Commissioned by the Barnardo’s charity, the opinion poll recorded that almost half of those questioned believed the nation’s children were an increasing threat to each other and to adults while, even more bizarrely, 43 per cent felt that grown-ups needed more protection from the young. The amount of crime ascribed to children was four times higher than the true figure.
Can these views really be held in a society so child-obsessed that a newspaper can run a petition to sack social workers believed to have let children down, where children’s charities receive millions in donations, where the story of a missing four-year-old became a national obsession? Of course it can. As a society, we are now so confused and over-heated in our attitudes to childhood that it is beginning to seem like a miracle that the vast majority of young people grow up as normally as they do.
The Victorians were obsessed by the idea that childhood was a time of prelapsarian innocence; we are even more dangerously confused. On the one hand, childhood is sentimentalised, with the family unit holding at bay the corrupting forces of commercialism, violence and sex. On the other, as the Barnardo’s survey confirms, it is perceived as not innocent at all, but a growing source of menace.
We probably began to fear our children in the 1970s. It was then that horror stories, from VC Andrews’s Flowers in the Attic to William Peter Blatty’s The Exorcist, began to portray children as satanic – lethal little repositories of supernatural evil. The next phase of the thriller, arguably nastier and more sinister, presented children as victims of crime and abuse, a theme which has more recently been taken up in a slightly different form by those writing memoirs of their brutal childhoods.
Abuse has become part of the entertainment industry, and it worth considering how book publishers tend to package the hot new products of the genre. The kind of cover most often used on “misery memoirs” – the photograph of a child on a street corner, the wide-eyed stare at the camera, the scuffed, skinny legs – portray the kind of cute vulnerability that is an established staple of pornography.

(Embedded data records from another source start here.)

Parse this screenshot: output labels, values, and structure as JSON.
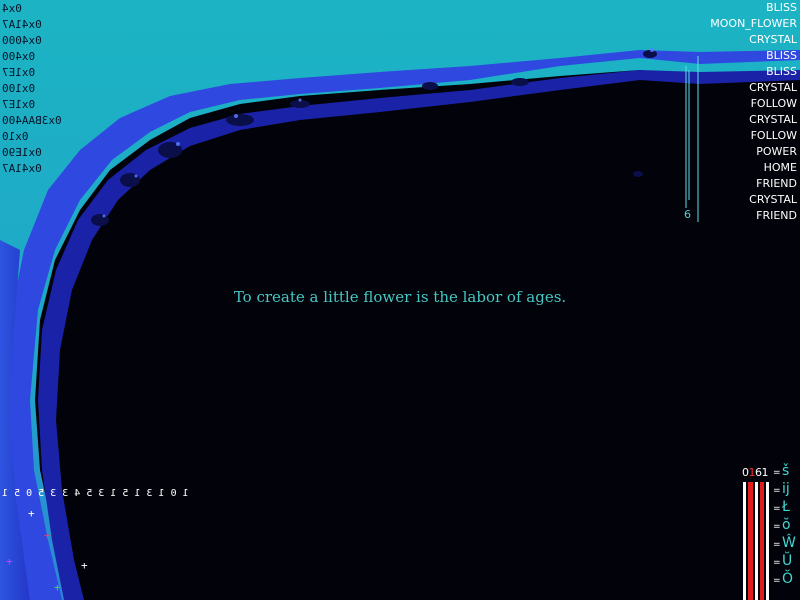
{
  "hud": {
    "hex_readouts": [
      "0x4",
      "0x41A7",
      "0x4000",
      "0x400",
      "0x1E7",
      "0x100",
      "0x1E7",
      "0x3BAA400",
      "0x10",
      "0x1E90",
      "0x41A7"
    ],
    "lower_digits": "1 0   1 3   1 5 1   3 5   4 3   3 5   0 5 1",
    "sparkles": [
      "+",
      "+",
      "+",
      "+",
      "+"
    ]
  },
  "word_list": [
    "BLISS",
    "MOON_FLOWER",
    "CRYSTAL",
    "BLISS",
    "BLISS",
    "CRYSTAL",
    "FOLLOW",
    "CRYSTAL",
    "FOLLOW",
    "POWER",
    "HOME",
    "FRIEND",
    "CRYSTAL",
    "FRIEND"
  ],
  "bar_count": "6",
  "quote": "To create a little flower is the labor of ages.",
  "meter": {
    "count_lead": "0",
    "count_mid": "1",
    "count_tail": "61",
    "bars": [
      {
        "color": "#ffffff"
      },
      {
        "color": "#e01e1e"
      },
      {
        "color": "#ffffff"
      },
      {
        "color": "#e01e1e"
      },
      {
        "color": "#ffffff"
      }
    ]
  },
  "glyphs": [
    {
      "eq": "=",
      "glyph": "š"
    },
    {
      "eq": "=",
      "glyph": "ĳ"
    },
    {
      "eq": "=",
      "glyph": "Ł"
    },
    {
      "eq": "=",
      "glyph": "ŏ"
    },
    {
      "eq": "=",
      "glyph": "Ŵ"
    },
    {
      "eq": "=",
      "glyph": "Ŭ"
    },
    {
      "eq": "=",
      "glyph": "Ŏ"
    }
  ],
  "colors": {
    "sky_cyan": "#1fb0c4",
    "sky_teal": "#22a0c8",
    "deep_blue": "#2a3ad8",
    "void": "#02030a",
    "text_cyan": "#46c8c3"
  }
}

For some reason, cruelty to children sells. It fascinates as it appals. Remember the anti-paedophile marches of the past, the extraordinary coverage of the Madeleine McCann case, the eagerness with which the media fell on reports of murder and torture (now, it seems, largely the product of an over-excited police investigation) in a Jersey children’s home.
Perhaps society’s gushing sentimentality towards children and its simultaneous fear of the young are closer than we think. In an infantilised culture, it would not be surprising if adults had taken to conflating their own lives with that of children, being moved by vulnerability and wary of wrongdoing in a way that has more to do with their own psychologies than any problem that may or may not be occurring within childish lives.
It is time perhaps to stop seeing individual tragedies as representing another frightening chapter in the history of childhood. Where there are problems in the care of children or in their behaviour, they need to be addressed. For the most part, though, it is worth remembering that most young people are growing up to be kinder than previous generations, and saner than the adult world deserves.